A FOIA issue that is very likely to reach a final stage and warrant Supreme Court resolution in the coming year is the Exemption 6 issue involved in numerous FOIA-related lawsuits brought by the Federal Labor Relations Authority (FLRA) in recent years. These suits stem from the FLRA's efforts to compel federal agencies to disclose the home addresses of their employees to labor unions under the provisions of the Federal Service Labor-Management Relations Act (FSLMRA), which in turn implicate the privacy-protection provisions of both Exemption 6 and the Privacy Act of 1974; the FOIA issue on which these cases turn is whether the disclosure policies of a statute other than the FOIA (such as the FSLMRA) can be factored into the public interest balancing process under Exemption 6. See FOIA Update, Spring 1992, at 11.

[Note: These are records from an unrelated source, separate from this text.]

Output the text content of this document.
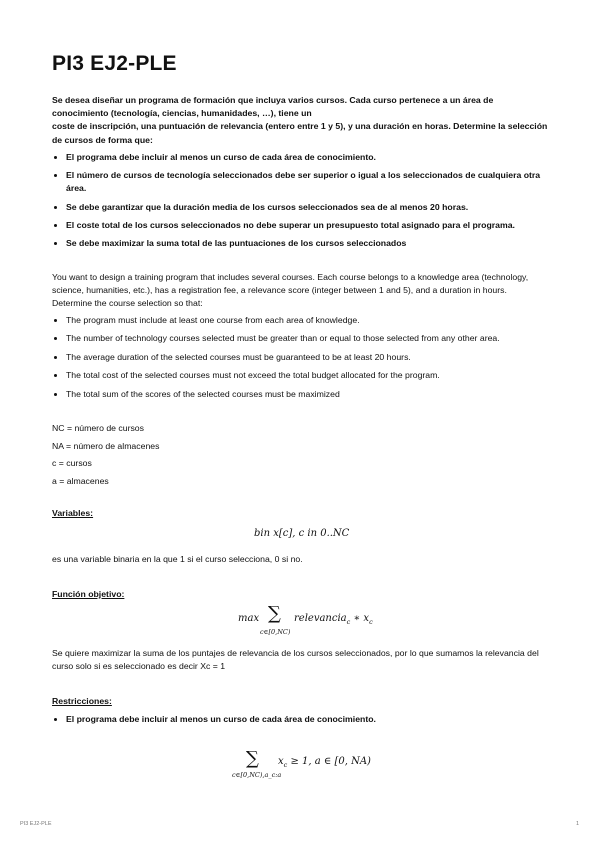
PI3 EJ2-PLE
Se desea diseñar un programa de formación que incluya varios cursos. Cada curso pertenece a un área de
conocimiento (tecnología, ciencias, humanidades, …), tiene un
coste de inscripción, una puntuación de relevancia (entero entre 1 y 5), y una duración en horas. Determine la selección
de cursos de forma que:
• El programa debe incluir al menos un curso de cada área de conocimiento.
• El número de cursos de tecnología seleccionados debe ser superior o igual a los seleccionados de cualquiera otra área.
• Se debe garantizar que la duración media de los cursos seleccionados sea de al menos 20 horas.
• El coste total de los cursos seleccionados no debe superar un presupuesto total asignado para el programa.
• Se debe maximizar la suma total de las puntuaciones de los cursos seleccionados
You want to design a training program that includes several courses. Each course belongs to a knowledge area (technology, science, humanities, etc.), has a registration fee, a relevance score (integer between 1 and 5), and a duration in hours. Determine the course selection so that:
• The program must include at least one course from each area of knowledge.
• The number of technology courses selected must be greater than or equal to those selected from any other area.
• The average duration of the selected courses must be guaranteed to be at least 20 hours.
• The total cost of the selected courses must not exceed the total budget allocated for the program.
• The total sum of the scores of the selected courses must be maximized
NC = número de cursos
NA = número de almacenes
c = cursos
a = almacenes
Variables:
bin x[c], c in 0..NC
es una variable binaria en la que 1 si el curso selecciona, 0 si no.
Función objetivo:
max ∑
c∈[0,NC)
relevancia$_c$ ∗ $x_c$
Se quiere maximizar la suma de los puntajes de relevancia de los cursos seleccionados, por lo que sumamos la relevancia del curso solo si es seleccionado es decir Xc = 1
Restricciones:
• El programa debe incluir al menos un curso de cada área de conocimiento.
∑
c∈[0,NC),a_c:a
$x_c \ge 1$, a ∈ [0, NA)
PI3 EJ2-PLE	1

Three years ago, not long after the Supreme Court issued its landmark privacy-protection decision in Reporters Committee, see FOIA Update, Spring 1989, at 1, the D.C. Circuit Court of Appeals ruled that only the "core purpose" of the FOIA, not the policies of federal labor statutes, should be given weight under Exemption 6. See FLRA v. United States Dep't of the Treasury, 884 F.2d 1446, 1453 (D.C. Cir. 1989). Thus far, this position has been adopted by the First, Second, Sixth and Seventh Circuit Courts of Appeals. However, three other circuits, most notably the Ninth Circuit in FLRA v. Department of the Navy, 958 F.2d 1490, 1496-97 (9th Cir. 1992) (petition for rehearing en banc pending), recently have ruled to the contrary. This makes Supreme Court attention to this FOIA issue now virtually inevitable.